Redundant Phantom Rendez-vous Point / Longest Match

Because multicast source information is no longer available in Bidir, the Anycast/MSDP mechanism used to provide redundancy in sparse-mode is not an option for Bidir.
That mechanism relied on the announcement of active sources through MSDP, which is not available in Bidir.
In Bidir, redundancy consists of a primary/ secondary model, there is no load sharing as was possible with the Anycast-rendezvous point sparse-mode case (it’s impossible to load share without maintaining source information).

The preferred method for providing Bidir rendezvous point redundancy can be designed using loopback networks with different mask length.

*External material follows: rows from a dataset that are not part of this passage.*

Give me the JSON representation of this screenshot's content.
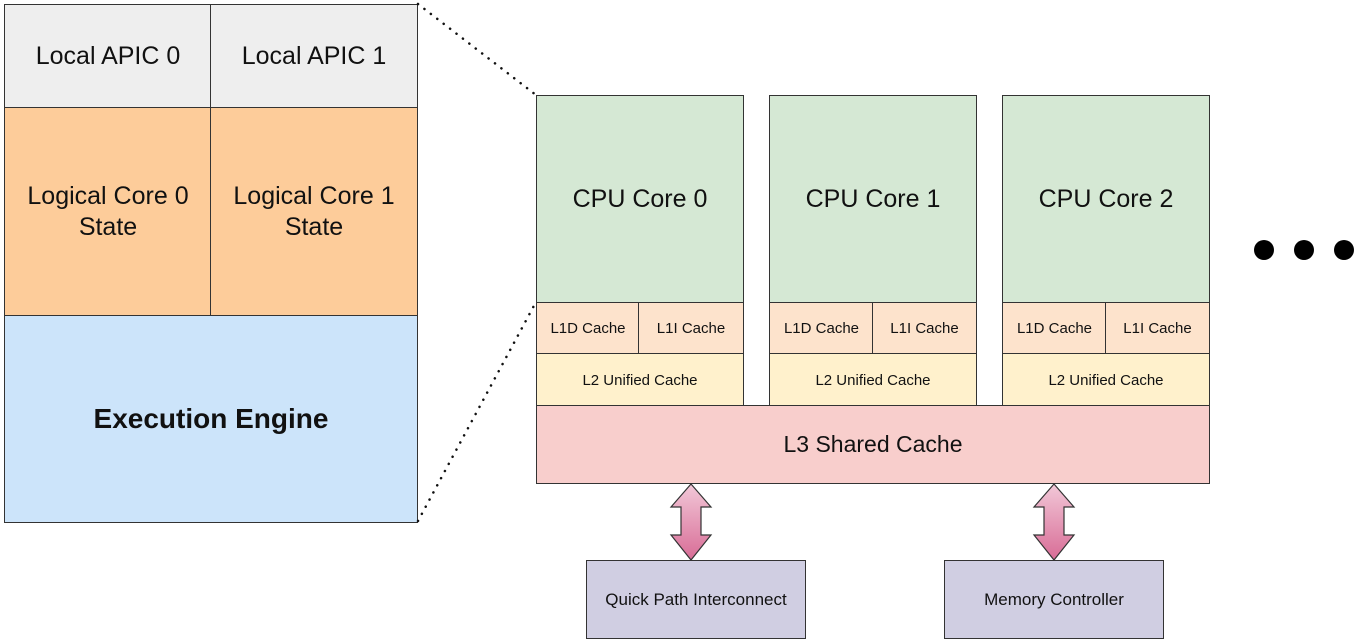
{
  "zoomed_core": {
    "apic": [
      "Local APIC 0",
      "Local APIC 1"
    ],
    "logical_cores": [
      "Logical Core 0\nState",
      "Logical Core 1\nState"
    ],
    "execution_engine": "Execution Engine"
  },
  "cpu_cores": [
    {
      "label": "CPU Core 0",
      "l1d": "L1D Cache",
      "l1i": "L1I Cache",
      "l2": "L2 Unified Cache"
    },
    {
      "label": "CPU Core 1",
      "l1d": "L1D Cache",
      "l1i": "L1I Cache",
      "l2": "L2 Unified Cache"
    },
    {
      "label": "CPU Core 2",
      "l1d": "L1D Cache",
      "l1i": "L1I Cache",
      "l2": "L2 Unified Cache"
    }
  ],
  "l3": "L3 Shared Cache",
  "external": {
    "qpi": "Quick Path Interconnect",
    "memory_controller": "Memory Controller"
  },
  "more_indicator": "ellipsis",
  "colors": {
    "apic": "#eeeeee",
    "logical": "#fdcc9a",
    "execution": "#cce4fa",
    "core": "#d5e8d4",
    "l1": "#fde3cc",
    "l2": "#fff1cc",
    "l3": "#f8cecc",
    "external": "#d0cee2",
    "arrow": "#d9739a"
  }
}
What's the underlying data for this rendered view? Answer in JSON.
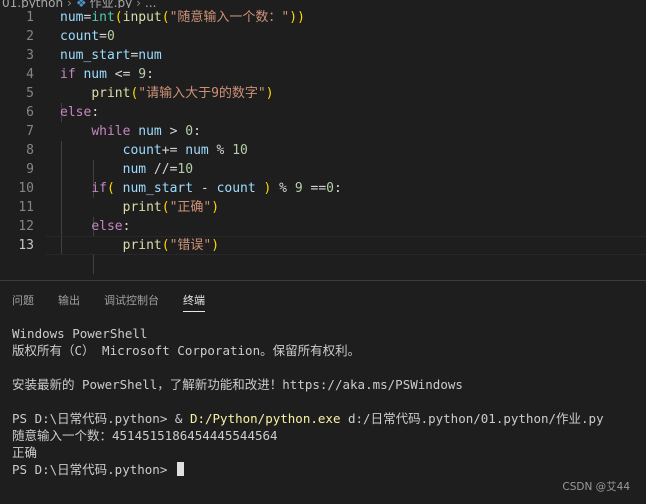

This mechanism relies on unicast routing longest match route lookups to guarantee a consistent path to the rendezvous point.
In this case the rendezvous point address is still a “phantom” address (that is, it is not associated with any physical entity).
It is only necessary to ensure that a route to the rendezvous point exists, to maintain rendezvous point reachability. For this we will employ loopback interfaces in the primary and secondary routers with different netmask lengths.
The way the primary/secondary relationship works in this situation is by advertising routes for the rendezvous point with different netmasks.